Description
Join us for an evening of readings, conversation and craftsmanship with Mau Baiocco, Rebecca Kosick and Lavinia Singer.
Working across poetic disciplines, these writers explore poetry as memory, as craft, as acrobatics.
Mau Baiocco is a poet and translator from Caracas, Venezuela, currently residing in the UK. They are a staff editor at SPAM Press. The Resting Acrobats, their debut pamphlet, is an imaginative exercise in the elasticity of ekphrasis, it launches, bounces and leaps through lyric space. The poems are shifting and iridescent town squares created for the voices of those in injustice: fuel shortages, impoverished thirst, broken utopias – those who lack are given abundance in Mau Baiocco’s kaleidoscopic cosmogony of hope.
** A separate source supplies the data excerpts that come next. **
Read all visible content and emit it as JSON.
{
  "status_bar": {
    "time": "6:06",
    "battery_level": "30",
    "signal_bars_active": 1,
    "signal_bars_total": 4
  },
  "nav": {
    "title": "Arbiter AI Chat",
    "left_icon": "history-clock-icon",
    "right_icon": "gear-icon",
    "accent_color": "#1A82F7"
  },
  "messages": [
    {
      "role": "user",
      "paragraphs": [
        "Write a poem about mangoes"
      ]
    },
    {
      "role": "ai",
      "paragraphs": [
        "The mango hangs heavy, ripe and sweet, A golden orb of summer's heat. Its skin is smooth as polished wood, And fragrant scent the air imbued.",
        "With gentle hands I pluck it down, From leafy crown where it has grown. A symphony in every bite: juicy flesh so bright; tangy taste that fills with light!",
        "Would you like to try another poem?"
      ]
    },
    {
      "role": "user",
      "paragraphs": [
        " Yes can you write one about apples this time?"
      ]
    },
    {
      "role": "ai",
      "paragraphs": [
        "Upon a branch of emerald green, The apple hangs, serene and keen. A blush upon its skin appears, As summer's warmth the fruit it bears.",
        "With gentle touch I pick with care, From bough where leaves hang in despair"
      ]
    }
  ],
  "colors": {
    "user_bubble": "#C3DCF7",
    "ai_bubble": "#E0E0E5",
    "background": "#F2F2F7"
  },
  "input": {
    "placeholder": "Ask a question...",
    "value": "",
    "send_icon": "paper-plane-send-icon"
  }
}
Rebecca Kosick co-directs the Bristol Poetry Institute and founded the Indisciplinary Poetics Research Cluster at the University of Bristol where she is Senior Lecturer in Comparative Poetry and Poetics in the School of Modern Languages. She has a PhD in Comparative Literature from Cornell University. In Labor Day — a long serial poem in fifty-six parts — Rebecca pursues a series of movements in and out of the natural and economic landscapes of the postindustrial Midwest at the turn of the twenty-first century, attempting to incarnate a language adequate to memory, a memory adequate to place.
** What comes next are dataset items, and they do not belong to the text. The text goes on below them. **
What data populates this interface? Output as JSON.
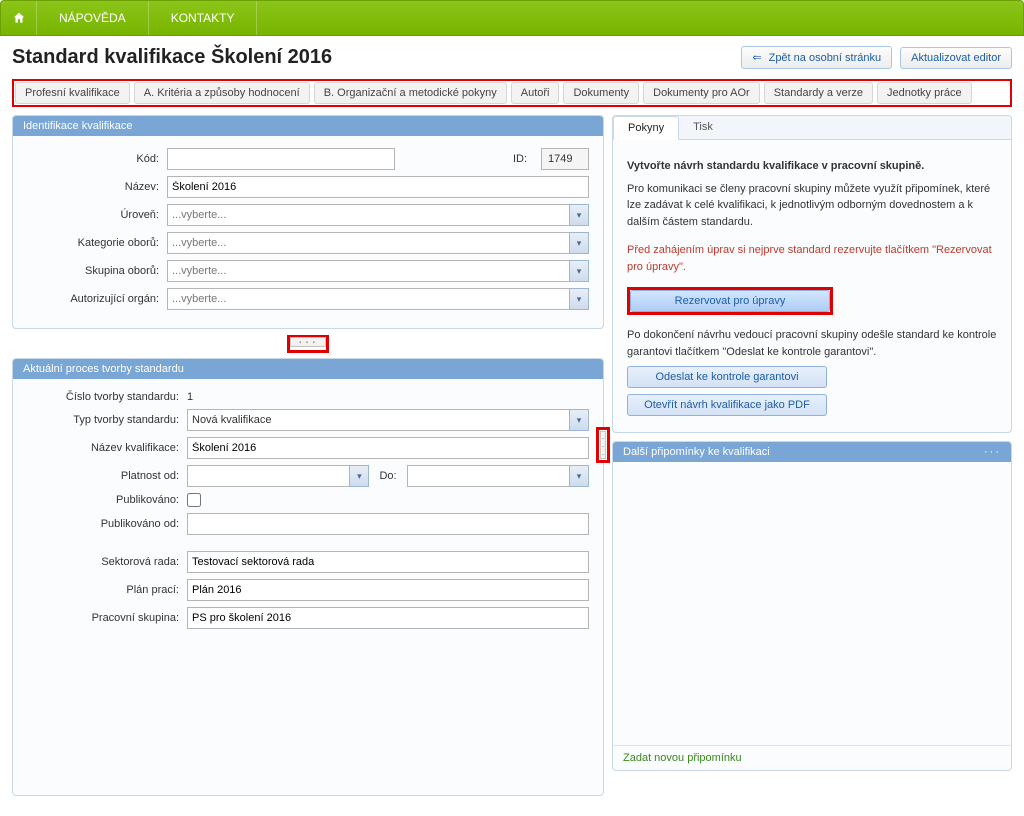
{
  "nav": {
    "help": "NÁPOVĚDA",
    "contacts": "KONTAKTY"
  },
  "header": {
    "title": "Standard kvalifikace Školení 2016",
    "back_btn": "Zpět na osobní stránku",
    "update_btn": "Aktualizovat editor"
  },
  "tabs": [
    "Profesní kvalifikace",
    "A. Kritéria a způsoby hodnocení",
    "B. Organizační a metodické pokyny",
    "Autoři",
    "Dokumenty",
    "Dokumenty pro AOr",
    "Standardy a verze",
    "Jednotky práce"
  ],
  "ident": {
    "title": "Identifikace kvalifikace",
    "labels": {
      "kod": "Kód:",
      "id": "ID:",
      "nazev": "Název:",
      "uroven": "Úroveň:",
      "kategorie": "Kategorie oborů:",
      "skupina": "Skupina oborů:",
      "autorg": "Autorizující orgán:"
    },
    "values": {
      "kod": "",
      "id": "1749",
      "nazev": "Školení 2016",
      "uroven": "...vyberte...",
      "kategorie": "...vyberte...",
      "skupina": "...vyberte...",
      "autorg": "...vyberte..."
    }
  },
  "process": {
    "title": "Aktuální proces tvorby standardu",
    "labels": {
      "cislo": "Číslo tvorby standardu:",
      "typ": "Typ tvorby standardu:",
      "nazev_kval": "Název kvalifikace:",
      "platnost_od": "Platnost od:",
      "do": "Do:",
      "publikovano": "Publikováno:",
      "publikovano_od": "Publikováno od:",
      "sektor": "Sektorová rada:",
      "plan": "Plán prací:",
      "skupina": "Pracovní skupina:"
    },
    "values": {
      "cislo": "1",
      "typ": "Nová kvalifikace",
      "nazev_kval": "Školení 2016",
      "platnost_od": "",
      "do": "",
      "publikovano": false,
      "publikovano_od": "",
      "sektor": "Testovací sektorová rada",
      "plan": "Plán 2016",
      "skupina": "PS pro školení 2016"
    }
  },
  "side": {
    "tabs": {
      "pokyny": "Pokyny",
      "tisk": "Tisk"
    },
    "intro_bold": "Vytvořte návrh standardu kvalifikace v pracovní skupině.",
    "intro_text": "Pro komunikaci se členy pracovní skupiny můžete využít připomínek, které lze zadávat k celé kvalifikaci, k jednotlivým odborným dovednostem a k dalším částem standardu.",
    "warn": "Před zahájením úprav si nejprve standard rezervujte tlačítkem \"Rezervovat pro úpravy\".",
    "btn_reserve": "Rezervovat pro úpravy",
    "after_text": "Po dokončení návrhu vedoucí pracovní skupiny odešle standard ke kontrole garantovi tlačítkem \"Odeslat ke kontrole garantovi\".",
    "btn_send": "Odeslat ke kontrole garantovi",
    "btn_pdf": "Otevřít návrh kvalifikace jako PDF",
    "comments_title": "Další připomínky ke kvalifikaci",
    "new_comment": "Zadat novou připomínku"
  }
}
Lavinia Singer is the author of the pamphlet Ornaments: A Handbook (If a Leaf Falls/Glyph Press, 2020) and co-editor of Try To Be Better (Prototype, 2019), a creative-critical engagement with the work of W. S. Graham. Artifice, her first full collection of poetry is an exploration of the art of making. Its poems celebrate the artistry of craftsmanship: how works relate to beauty, and how they might inspire or ensnare. They consider issues of artificiality and authenticity, ‘the man-made’ and ‘the natural’. They warn of artfulness, in the sense of cunning or deception. And they wonder at the mystery of art and language, that which resolutely remains unknown or ineffable.